The problem is that if you make that leeway too wide, the plans start to bleed into each other, causing confusion. A "Silver" plan with a 73% Actuarial Value (AV) becomes extremely difficult to distinguish from a "Gold" plan with a 77% AV. To resolve this, CMS is tightening things up so Silver is closer to 70%, Gold closer to 80% and so on.
Increasing Access for Consumers and Removing Barriers to Coverage
The final rule aims to protect consumers from discriminatory practices related to the coverage of the essential health benefits (EHB) by refining the CMS nondiscrimination policy. Specifically, a benefit design that limits coverage for an EHB on a basis protected from discrimination under this rule (such as age and health condition) must be clinically-based to be considered nondiscriminatory. The rule also updates Quality Improvement Strategy Standards to require issuers to address health and health care disparities.
Refine Essential Health Benefits (EHB) Nondiscrimination Policy for Health Plan Designs
CMS refines its EHB nondiscrimination policy to ensure that benefit designs, particularly benefit limitations and plan coverage requirements for EHB, are based on clinical evidence. CMS provides examples that illustrate presumptive discriminatory plan designs, such as discrimination based on age and health conditions. CMS rules already provide that an issuer does not provide EHB if its benefit design, or the implementation of its benefit design, discriminate based on an individual’s age, expected length of life, present or predicted disability, degree of medical dependency, quality of life, or other health conditions.
In the proposed rule, HHS proposed amendments to certain regulations to explicitly identify and recognize discrimination on the basis of sexual orientation and gender identity as prohibited forms of discrimination based on sex consistent with the Supreme Court’s decision in Bostock v. Clayton County, 140 S. Ct. 1731 (2020), and HHS nondiscrimination policy that existed prior to the 2020 regulatory amendments HHS made in conformance with the “Nondiscrimination in Health and Health Education Programs or Activities, Delegation of Authority” final rule, 85 FR 37160 (June 19, 2020). In connection with discriminatory benefit designs prohibited under § 156.125, HHS also included in the proposed rule an example related to gender-affirming care that was intended to illustrate a health plan design that presumptively discriminates against enrollees based on gender identity.

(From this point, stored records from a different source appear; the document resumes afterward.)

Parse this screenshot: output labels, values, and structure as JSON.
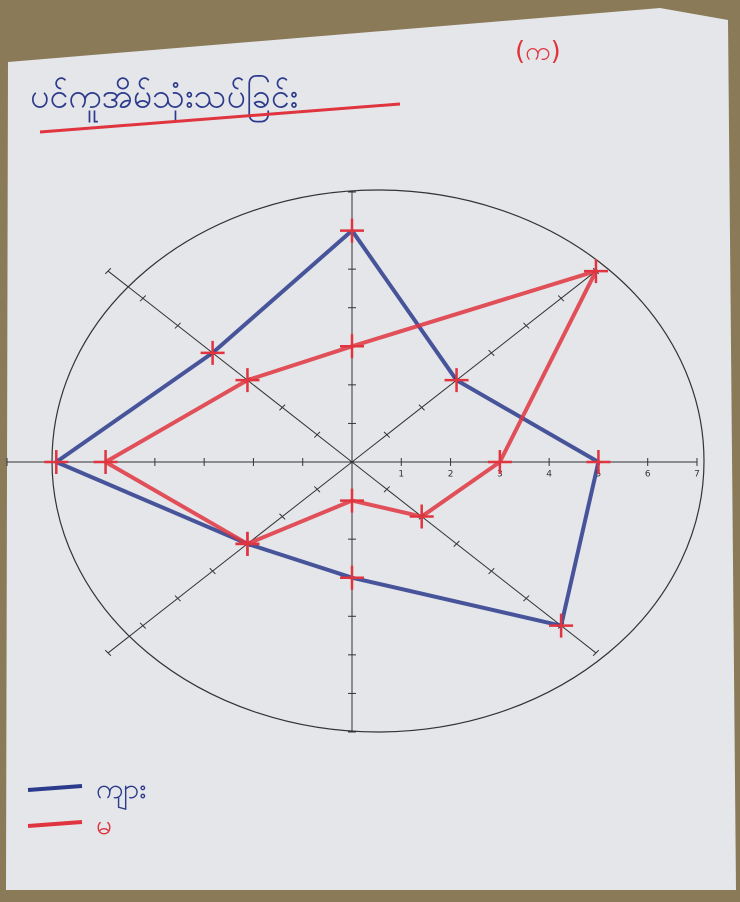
{
  "chart_data": {
    "type": "radar",
    "title": "ပင်ကူအိမ်သုံးသပ်ခြင်း",
    "subtitle": "(က)",
    "categories": [
      null,
      null,
      null,
      null,
      null,
      null,
      null,
      null
    ],
    "series": [
      {
        "name": "ကျား",
        "color": "#2c3a8c",
        "values": [
          6,
          3,
          5,
          6,
          3,
          3,
          6,
          4
        ]
      },
      {
        "name": "မ",
        "color": "#e0343f",
        "values": [
          3,
          7,
          3,
          2,
          1,
          3,
          5,
          3
        ]
      }
    ],
    "ylim": [
      0,
      7
    ],
    "yticks": [
      1,
      2,
      3,
      4,
      5,
      6,
      7
    ]
  }
}
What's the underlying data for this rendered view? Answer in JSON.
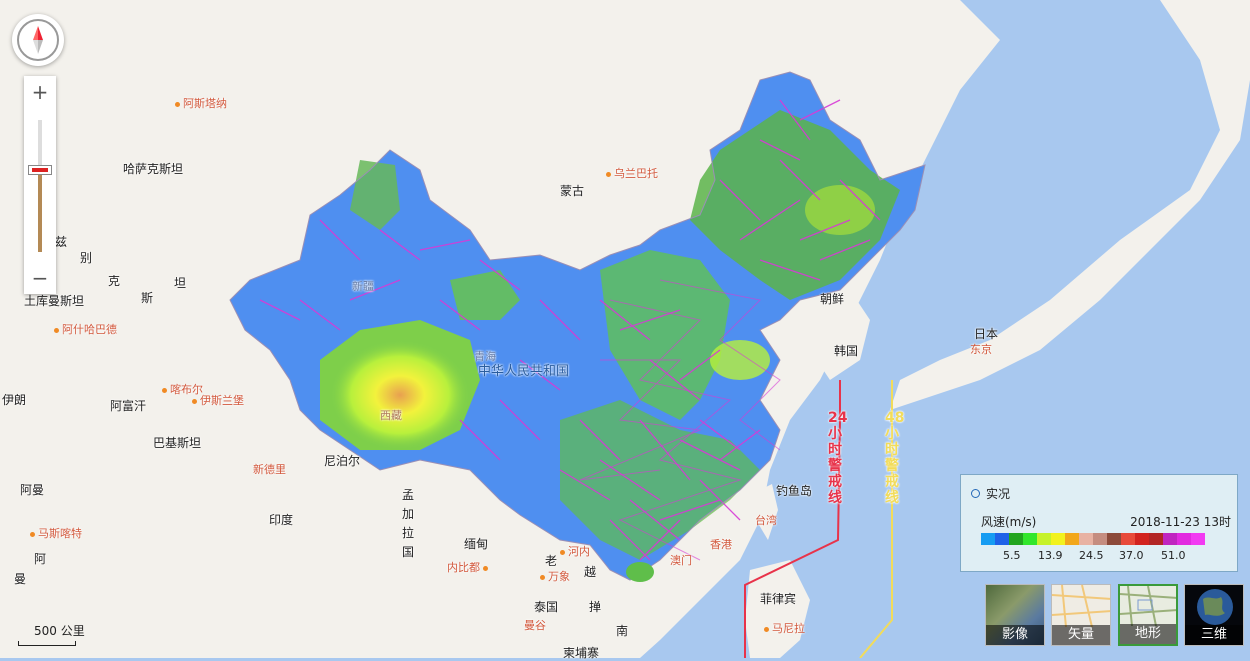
{
  "map": {
    "country_labels": [
      {
        "id": "kazakhstan",
        "text": "哈萨克斯坦"
      },
      {
        "id": "mongolia",
        "text": "蒙古"
      },
      {
        "id": "china",
        "text": "中华人民共和国"
      },
      {
        "id": "north-korea",
        "text": "朝鲜"
      },
      {
        "id": "south-korea",
        "text": "韩国"
      },
      {
        "id": "japan",
        "text": "日本"
      },
      {
        "id": "afghanistan",
        "text": "阿富汗"
      },
      {
        "id": "pakistan",
        "text": "巴基斯坦"
      },
      {
        "id": "iran",
        "text": "伊朗"
      },
      {
        "id": "nepal",
        "text": "尼泊尔"
      },
      {
        "id": "india",
        "text": "印度"
      },
      {
        "id": "myanmar",
        "text": "缅甸"
      },
      {
        "id": "thailand",
        "text": "泰国"
      },
      {
        "id": "laos",
        "text": "老"
      },
      {
        "id": "vietnam",
        "text": "越"
      },
      {
        "id": "cambodia",
        "text": "柬埔寨"
      },
      {
        "id": "philippines",
        "text": "菲律宾"
      },
      {
        "id": "bangladesh",
        "text": "孟加拉国"
      },
      {
        "id": "turkmenistan",
        "text": "土库曼斯坦"
      },
      {
        "id": "oman",
        "text": "阿曼"
      },
      {
        "id": "uzbek-1",
        "text": "兹"
      },
      {
        "id": "uzbek-2",
        "text": "别"
      },
      {
        "id": "uzbek-3",
        "text": "克"
      },
      {
        "id": "uzbek-4",
        "text": "斯"
      },
      {
        "id": "uzbek-5",
        "text": "坦"
      },
      {
        "id": "arabian-1",
        "text": "阿"
      },
      {
        "id": "arabian-2",
        "text": "曼"
      },
      {
        "id": "cambodia-2",
        "text": "掸"
      },
      {
        "id": "south",
        "text": "南"
      },
      {
        "id": "diaoyu",
        "text": "钓鱼岛"
      }
    ],
    "city_labels": [
      {
        "id": "astana",
        "text": "阿斯塔纳"
      },
      {
        "id": "ulaanbaatar",
        "text": "乌兰巴托"
      },
      {
        "id": "ashgabat",
        "text": "阿什哈巴德"
      },
      {
        "id": "kabul",
        "text": "喀布尔"
      },
      {
        "id": "islamabad",
        "text": "伊斯兰堡"
      },
      {
        "id": "new-delhi",
        "text": "新德里"
      },
      {
        "id": "muscat",
        "text": "马斯喀特"
      },
      {
        "id": "naypyidaw",
        "text": "内比都"
      },
      {
        "id": "hanoi",
        "text": "河内"
      },
      {
        "id": "vientiane",
        "text": "万象"
      },
      {
        "id": "bangkok",
        "text": "曼谷"
      },
      {
        "id": "manila",
        "text": "马尼拉"
      },
      {
        "id": "tokyo",
        "text": "东京"
      },
      {
        "id": "hongkong",
        "text": "香港"
      },
      {
        "id": "macau",
        "text": "澳门"
      },
      {
        "id": "taiwan",
        "text": "台湾"
      }
    ],
    "province_labels": [
      {
        "id": "xinjiang",
        "text": "新疆"
      },
      {
        "id": "tibet",
        "text": "西藏"
      },
      {
        "id": "qinghai",
        "text": "青海"
      }
    ],
    "warning_lines": [
      {
        "id": "24h",
        "text": "24小时警戒线",
        "color": "#e8334a"
      },
      {
        "id": "48h",
        "text": "48小时警戒线",
        "color": "#f2dc5a"
      }
    ]
  },
  "legend": {
    "title": "实况",
    "unit": "风速(m/s)",
    "timestamp": "2018-11-23 13时",
    "colors": [
      "#169cf2",
      "#1f62e8",
      "#22a51f",
      "#32e62c",
      "#c6f22a",
      "#f2f21e",
      "#f2a71b",
      "#e8b2a3",
      "#c58d80",
      "#8c4a3a",
      "#e84a3a",
      "#d2231f",
      "#b22525",
      "#c025c0",
      "#e22ae0",
      "#f23af2"
    ],
    "ticks": [
      "5.5",
      "13.9",
      "24.5",
      "37.0",
      "51.0"
    ]
  },
  "controls": {
    "zoom_in": "+",
    "zoom_out": "−",
    "zoom_level_fraction": 0.62,
    "scale_label": "500 公里"
  },
  "layers": [
    {
      "id": "imagery",
      "label": "影像",
      "active": false
    },
    {
      "id": "vector",
      "label": "矢量",
      "active": false
    },
    {
      "id": "terrain",
      "label": "地形",
      "active": true
    },
    {
      "id": "3d",
      "label": "三维",
      "active": false
    }
  ]
}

Currently, HHS is developing a proposed rule that also will address prohibited discrimination in health coverage based on sex under section 1557 of the ACA. Because HHS’s proposed rule implementing section 1557 of the ACA will also address issues related to prohibited discrimination based on sex, HHS is of the view that it would be most prudent to address the nondiscrimination proposals related to sexual orientation and gender identity in the 2023 Payment Notice proposed rule at a later time, to ensure that they are consistent with the policies and requirements that will be included in the section 1557 rulemaking. The Department is committed to removing barriers to coverage because it can lead to improved health outcomes in the LGBTQI+ community. In advance of a future rulemaking to address these provisions, HHS will continue to interpret and enforce section 1557 of the ACA and its protections against sex discrimination to prohibit discrimination on the basis of sexual orientation and gender identity in all aspects of health insurance coverage governed by section 1557.
Kudos to the Biden Administration. Needless to say, members of LGBTQI+ communities are under assault at every level across the country in many states right now, and it's important for them to know that the federal government is in their corner.